New York then was the recipient of a couple of breaks in the fourth inning as it took its first lead at home against the Nationals this season. It started when the sun prevented Daniel Murphy from catching a routine popup in shallow right field off Lucas Duda’s bat to lead off the frame.

“I was hoping one of our outfielders would have been kind of close enough to help Murph on that ball,” Baker said.

But no outfielder was in sight, and the ball dropped. Duda later scored on Travis d’Arnaud’s single to center field — but only because Wieters, who duped Duda into thinking a throw wasn’t coming, couldn’t hold on to the ball after applying a tag. Duda didn’t slide but kicked the ball out of Wieters’s glove after the home plate umpire initially called him out. Wieters was charged with an error, and the run gave the Mets their first home lead against the Nationals this season after 59 1/3  innings.

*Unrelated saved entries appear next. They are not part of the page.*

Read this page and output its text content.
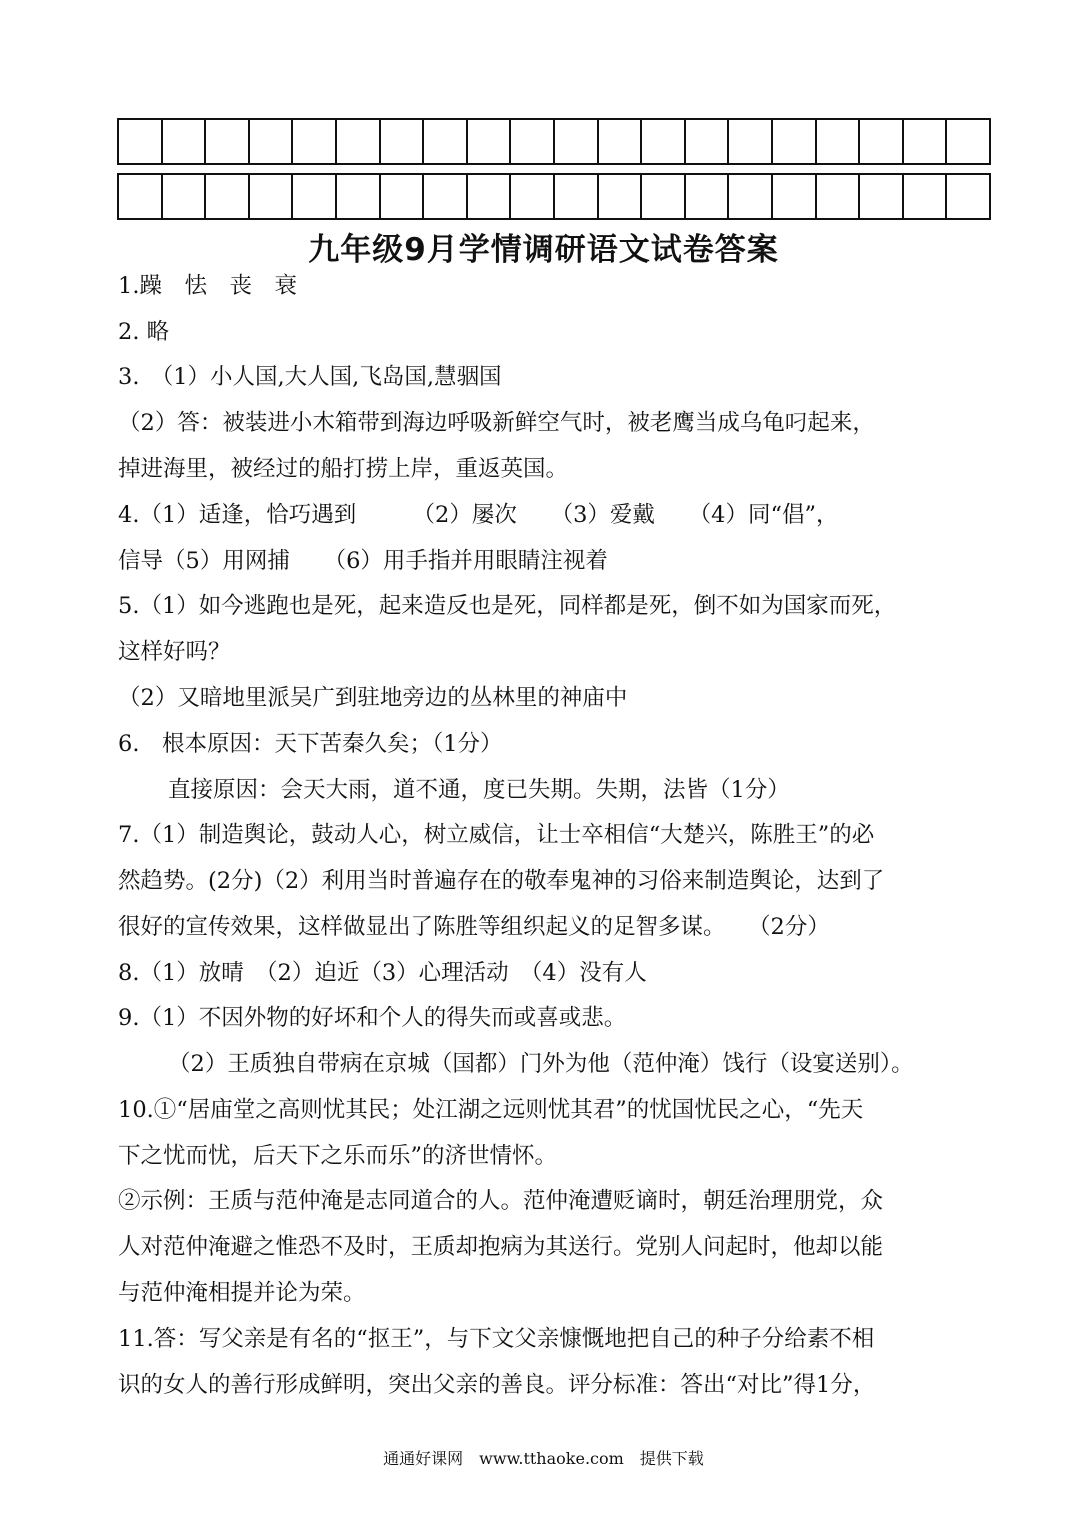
九年级9月学情调研语文试卷答案
1.躁　怯　丧　衰
2. 略
3.　（1）小人国,大人国,飞岛国,慧骃国
（2）答：被装进小木箱带到海边呼吸新鲜空气时，被老鹰当成乌龟叼起来，
掉进海里，被经过的船打捞上岸，重返英国。
4.（1）适逢，恰巧遇到　　　（2）屡次　　（3）爱戴　　（4）同“倡”，
信导（5）用网捕　　（6）用手指并用眼睛注视着
5.（1）如今逃跑也是死，起来造反也是死，同样都是死，倒不如为国家而死，
这样好吗？
（2）又暗地里派吴广到驻地旁边的丛林里的神庙中
6.　根本原因：天下苦秦久矣；（1分）
直接原因：会天大雨，道不通，度已失期。失期，法皆（1分）
7.（1）制造舆论，鼓动人心，树立威信，让士卒相信“大楚兴，陈胜王”的必
然趋势。(2分)（2）利用当时普遍存在的敬奉鬼神的习俗来制造舆论，达到了
很好的宣传效果，这样做显出了陈胜等组织起义的足智多谋。　　（2分）
8.（1）放晴　（2）迫近（3）心理活动　（4）没有人
9.（1）不因外物的好坏和个人的得失而或喜或悲。
（2）王质独自带病在京城（国都）门外为他（范仲淹）饯行（设宴送别）。
10.①“居庙堂之高则忧其民；处江湖之远则忧其君”的忧国忧民之心，“先天
下之忧而忧，后天下之乐而乐”的济世情怀。
②示例：王质与范仲淹是志同道合的人。范仲淹遭贬谪时，朝廷治理朋党，众
人对范仲淹避之惟恐不及时，王质却抱病为其送行。党别人问起时，他却以能
与范仲淹相提并论为荣。
11.答：写父亲是有名的“抠王”，与下文父亲慷慨地把自己的种子分给素不相
识的女人的善行形成鲜明，突出父亲的善良。评分标准：答出“对比”得1分，
通通好课网　www.tthaoke.com　提供下载
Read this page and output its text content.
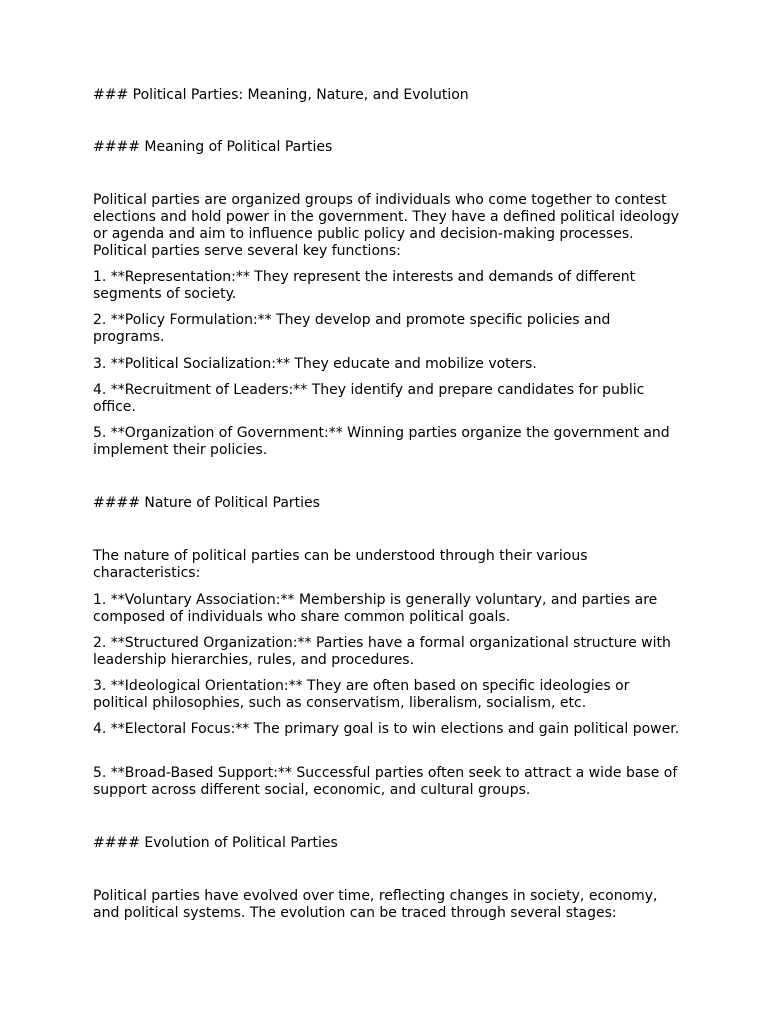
### Political Parties: Meaning, Nature, and Evolution

#### Meaning of Political Parties

Political parties are organized groups of individuals who come together to contest elections and hold power in the government. They have a defined political ideology or agenda and aim to influence public policy and decision-making processes. Political parties serve several key functions:

1. **Representation:** They represent the interests and demands of different segments of society.

2. **Policy Formulation:** They develop and promote specific policies and programs.

3. **Political Socialization:** They educate and mobilize voters.

4. **Recruitment of Leaders:** They identify and prepare candidates for public office.

5. **Organization of Government:** Winning parties organize the government and implement their policies.

#### Nature of Political Parties

The nature of political parties can be understood through their various characteristics:

1. **Voluntary Association:** Membership is generally voluntary, and parties are composed of individuals who share common political goals.

2. **Structured Organization:** Parties have a formal organizational structure with leadership hierarchies, rules, and procedures.

3. **Ideological Orientation:** They are often based on specific ideologies or political philosophies, such as conservatism, liberalism, socialism, etc.

4. **Electoral Focus:** The primary goal is to win elections and gain political power.

5. **Broad-Based Support:** Successful parties often seek to attract a wide base of support across different social, economic, and cultural groups.

#### Evolution of Political Parties

Political parties have evolved over time, reflecting changes in society, economy, and political systems. The evolution can be traced through several stages:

New York then scored its third run when Michael Conforto’s hard-hit groundball bounced off the glove of a diving Anthony Rendon. The ricochet allowed T.J. Rivera to score the Mets’ second unearned run of the inning.

“[Ross] threw the ball better than the numbers show,” Wieters said.

Ross’s command slipped in the sixth inning as he served up pitches over the plate, which the Mets converted into a fourth run. He concluded his performance with a difficult play fielding a swinging bunt by Jose Reyes on his 103rd pitch.

“The one inning was kind of tough,” said Ross, who allowed nine hits and struck out four. “I think the sun ball, the fact that it was the first hitter kind of sucks. But, overall, I felt pretty good. I felt like I executed pitches pretty well but just didn’t go my way today.”

Murphy doubled off Reed in the ninth inning to extend his streak of reaching base safely against his former employer to 29 games. But he ended the game at second base. The Nationals went down silently, but it was not a failed weekend. They are headed to Miami with their division lead back in the double digits, weary but eager for three more chances to widen that gap before their first day off in three weeks.